Making money is one of them.
“Qualtrics turned a slight profit over the first nine months of 2018, and also claims to have been cash-flow positive for each of its 16 years,” Axios’ Dan Primack reports. “It had raised around $450 million in VC funding, most recently at a $2.5 billion valuation, from firms like Accel, Insight Venture Partners, and Sequoia Capital.”
“SAP is counting on the deal to bolster it in the customer-relationship management software business, or CRM, where Salesforce.com Inc. has the lead,” write Jay Greene and Rolfe Winkler for the Wall Street Journal.

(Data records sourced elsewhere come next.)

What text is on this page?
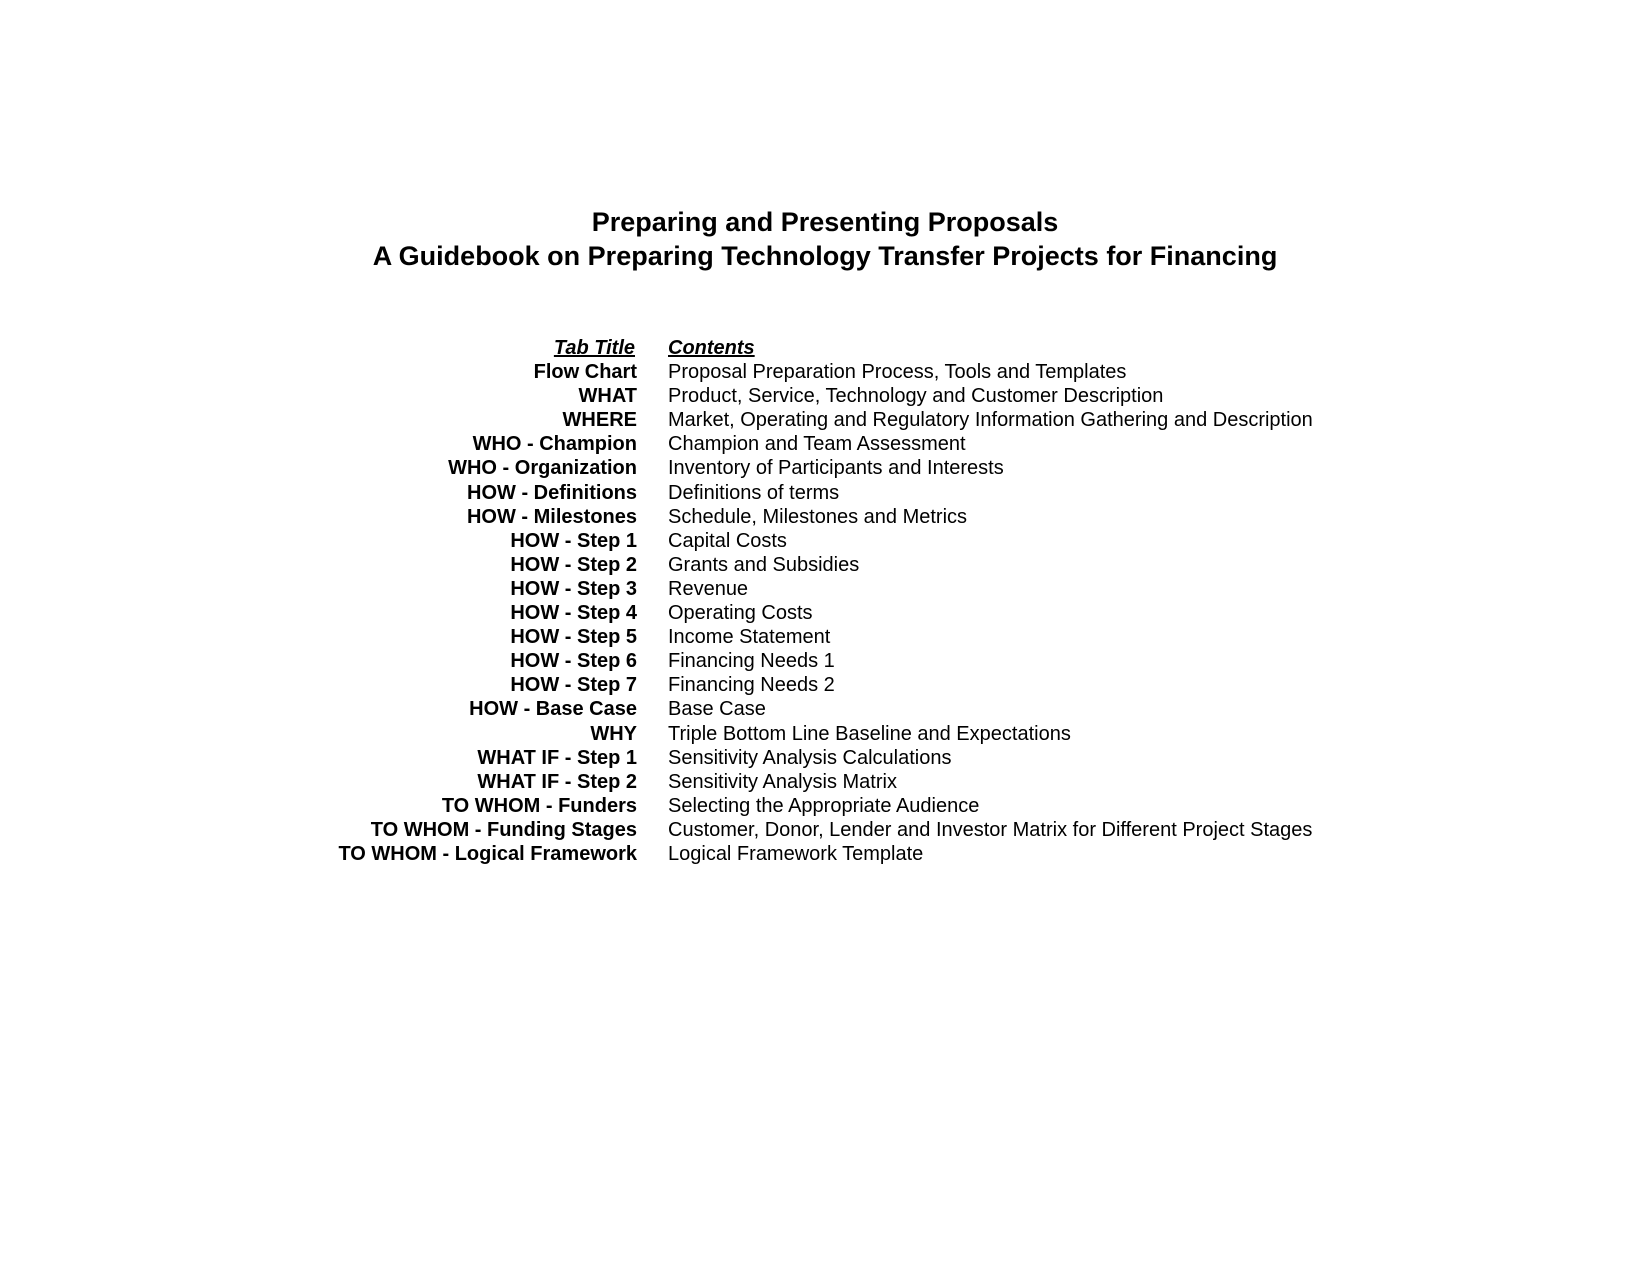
Preparing and Presenting Proposals

A Guidebook on Preparing Technology Transfer Projects for Financing

Tab Title Contents
Flow Chart Proposal Preparation Process, Tools and Templates
WHAT Product, Service, Technology and Customer Description
WHERE Market, Operating and Regulatory Information Gathering and Description
WHO - Champion Champion and Team Assessment
WHO - Organization Inventory of Participants and Interests
HOW - Definitions Definitions of terms
HOW - Milestones Schedule, Milestones and Metrics
HOW - Step 1 Capital Costs
HOW - Step 2 Grants and Subsidies
HOW - Step 3 Revenue
HOW - Step 4 Operating Costs
HOW - Step 5 Income Statement
HOW - Step 6 Financing Needs 1
HOW - Step 7 Financing Needs 2
HOW - Base Case Base Case
WHY Triple Bottom Line Baseline and Expectations
WHAT IF - Step 1 Sensitivity Analysis Calculations
WHAT IF - Step 2 Sensitivity Analysis Matrix
TO WHOM - Funders Selecting the Appropriate Audience
TO WHOM - Funding Stages Customer, Donor, Lender and Investor Matrix for Different Project Stages
TO WHOM - Logical Framework Logical Framework Template
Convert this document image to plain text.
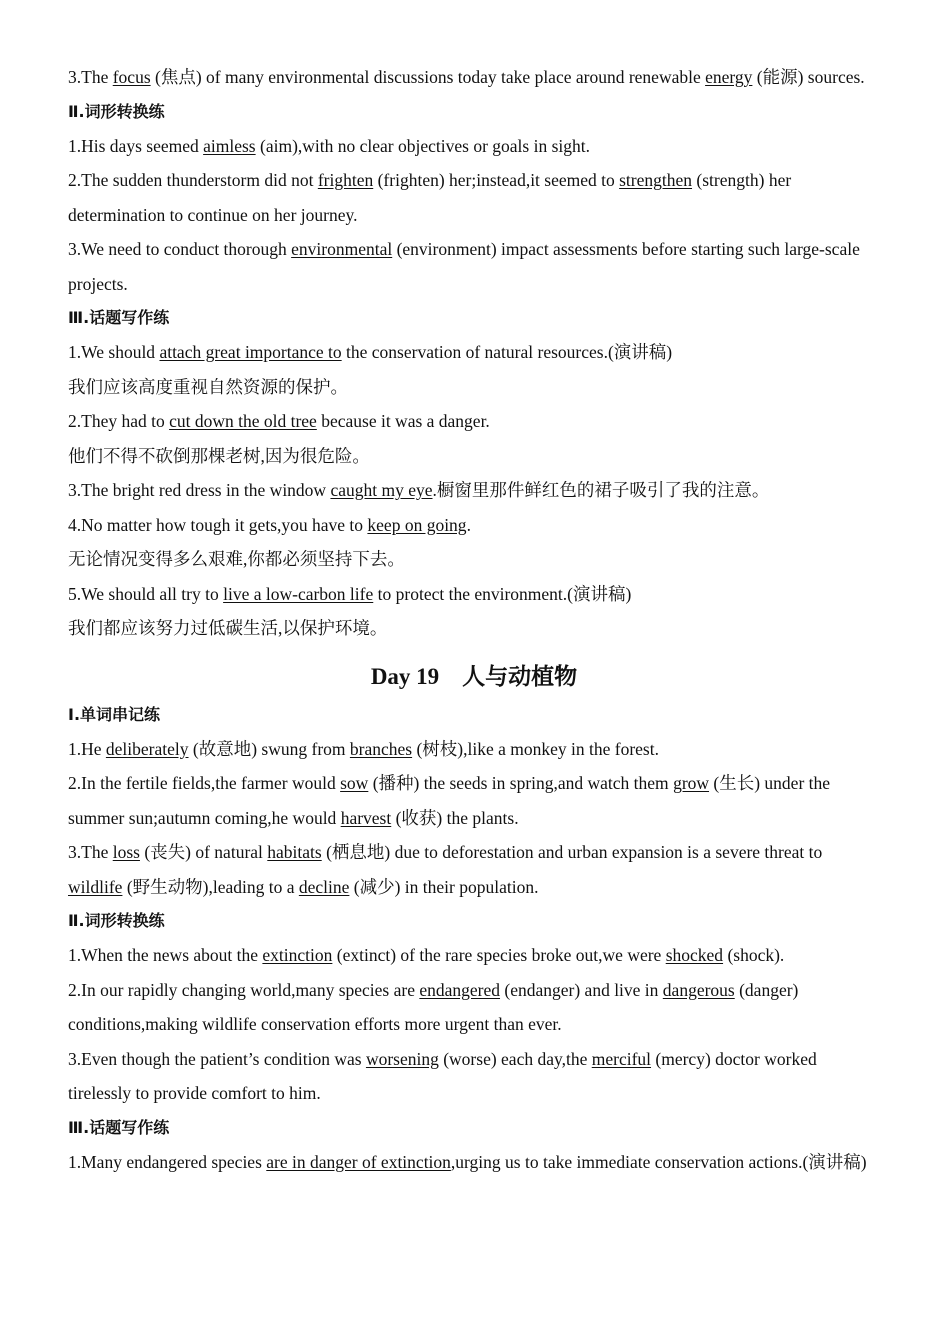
3.The focus (焦点) of many environmental discussions today take place around renewable energy (能源) sources.

Ⅱ.词形转换练

1.His days seemed aimless (aim),with no clear objectives or goals in sight.

2.The sudden thunderstorm did not frighten (frighten) her;instead,it seemed to strengthen (strength) her determination to continue on her journey.

3.We need to conduct thorough environmental (environment) impact assessments before starting such large-scale projects.

Ⅲ.话题写作练

1.We should attach great importance to the conservation of natural resources.(演讲稿)

我们应该高度重视自然资源的保护。

2.They had to cut down the old tree because it was a danger.

他们不得不砍倒那棵老树,因为很危险。

3.The bright red dress in the window caught my eye.橱窗里那件鲜红色的裙子吸引了我的注意。

4.No matter how tough it gets,you have to keep on going.

无论情况变得多么艰难,你都必须坚持下去。

5.We should all try to live a low-carbon life to protect the environment.(演讲稿)

我们都应该努力过低碳生活,以保护环境。

Day 19　人与动植物

Ⅰ.单词串记练

1.He deliberately (故意地) swung from branches (树枝),like a monkey in the forest.

2.In the fertile fields,the farmer would sow (播种) the seeds in spring,and watch them grow (生长) under the summer sun;autumn coming,he would harvest (收获) the plants.

3.The loss (丧失) of natural habitats (栖息地) due to deforestation and urban expansion is a severe threat to wildlife (野生动物),leading to a decline (减少) in their population.

Ⅱ.词形转换练

1.When the news about the extinction (extinct) of the rare species broke out,we were shocked (shock).

2.In our rapidly changing world,many species are endangered (endanger) and live in dangerous (danger) conditions,making wildlife conservation efforts more urgent than ever.

3.Even though the patient’s condition was worsening (worse) each day,the merciful (mercy) doctor worked tirelessly to provide comfort to him.

Ⅲ.话题写作练

1.Many endangered species are in danger of extinction,urging us to take immediate conservation actions.(演讲稿)
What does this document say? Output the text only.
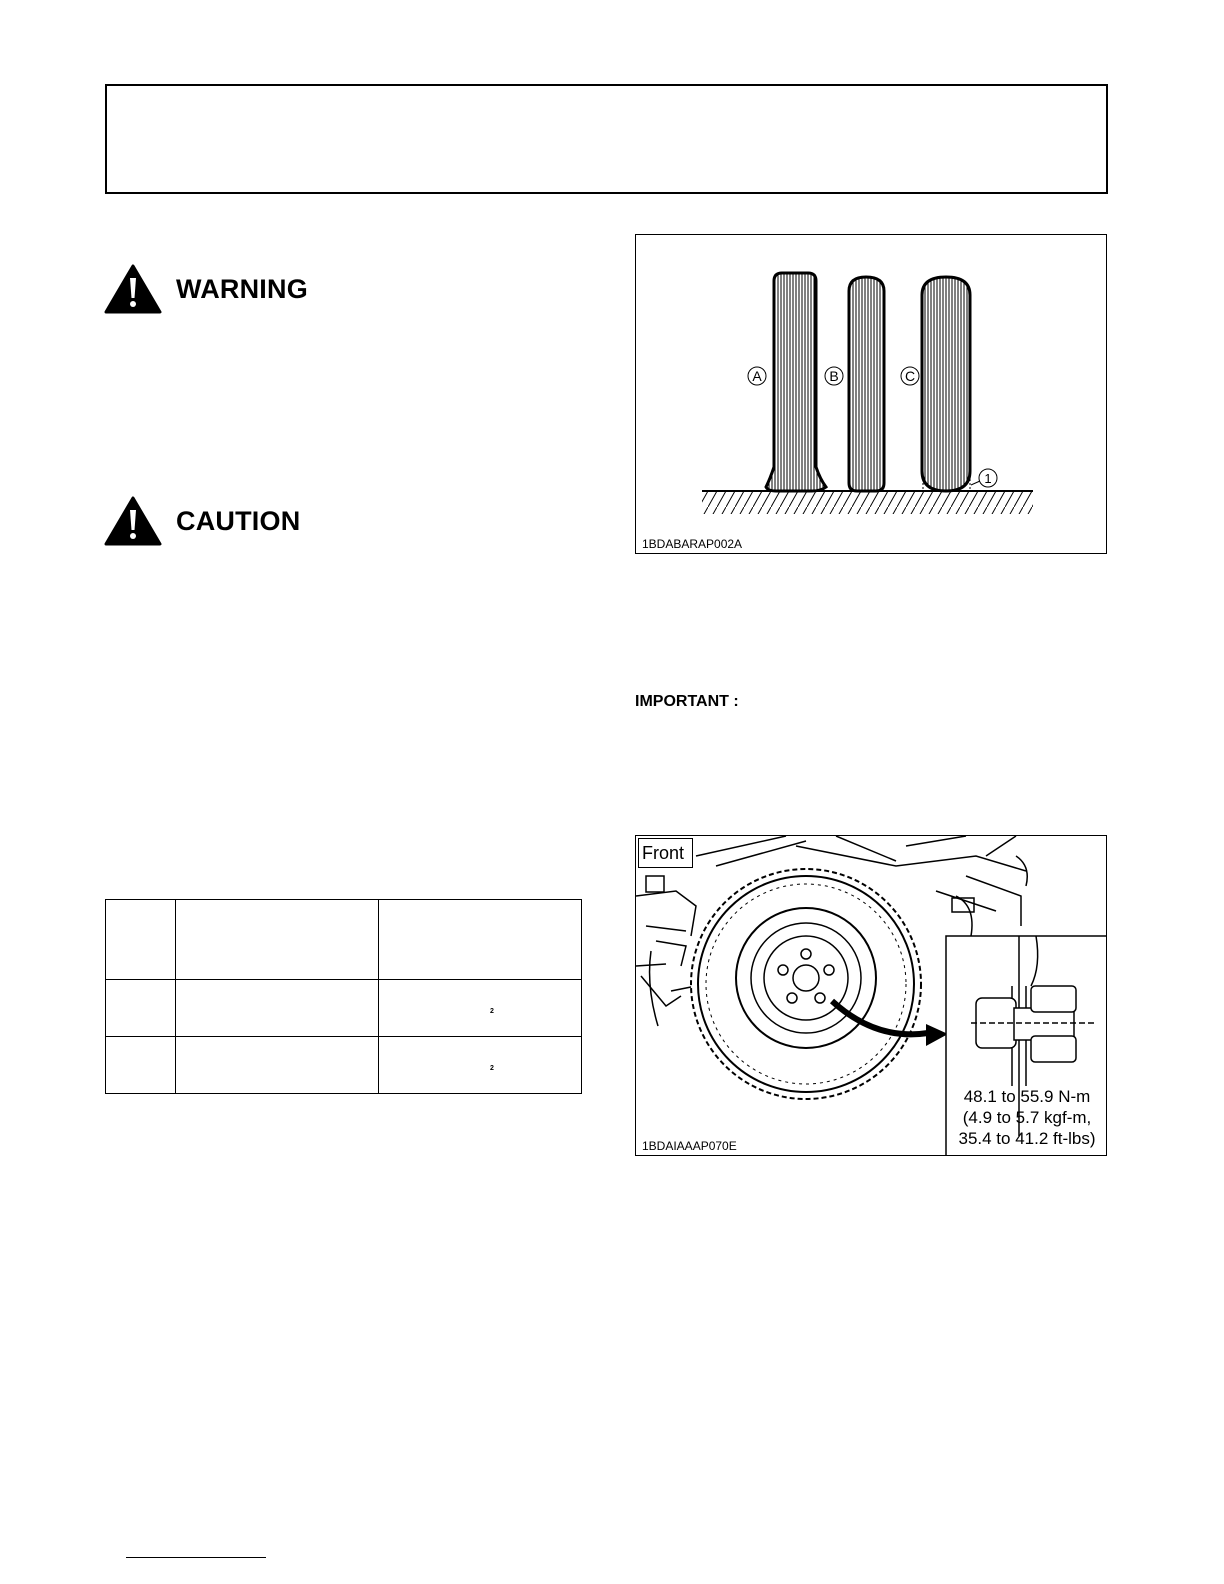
WARNING
CAUTION

		2

		2
A	B	C
1
1BDABARAP002A
IMPORTANT :
Front
48.1 to 55.9 N-m
(4.9 to 5.7 kgf-m,
35.4 to 41.2 ft-lbs)
1BDAIAAAP070E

“The company intends to weave in the analytics capabilities of Qualtrics -- which offers surveys that companies can use to gauge customer feedback -- to help future product design as well as marketing efforts, SAP chief executive Bill McDermott said in an interview,” they add. “Right now, Salesforce is two to three times as large as SAP in the CRM market, said Stifel Nicolaus & Co. analyst Brad Reback.”
The deal, which has been approved by both companies’ boards, should close early next year.
“Qualtrics is expected to maintain its leadership, personnel, branding and culture, operating as an entity within SAP’s Cloud Business Group,” according to the companies. Ryan Smith will continue as chief executive with dual headquarters in Provo and Seattle, Wash.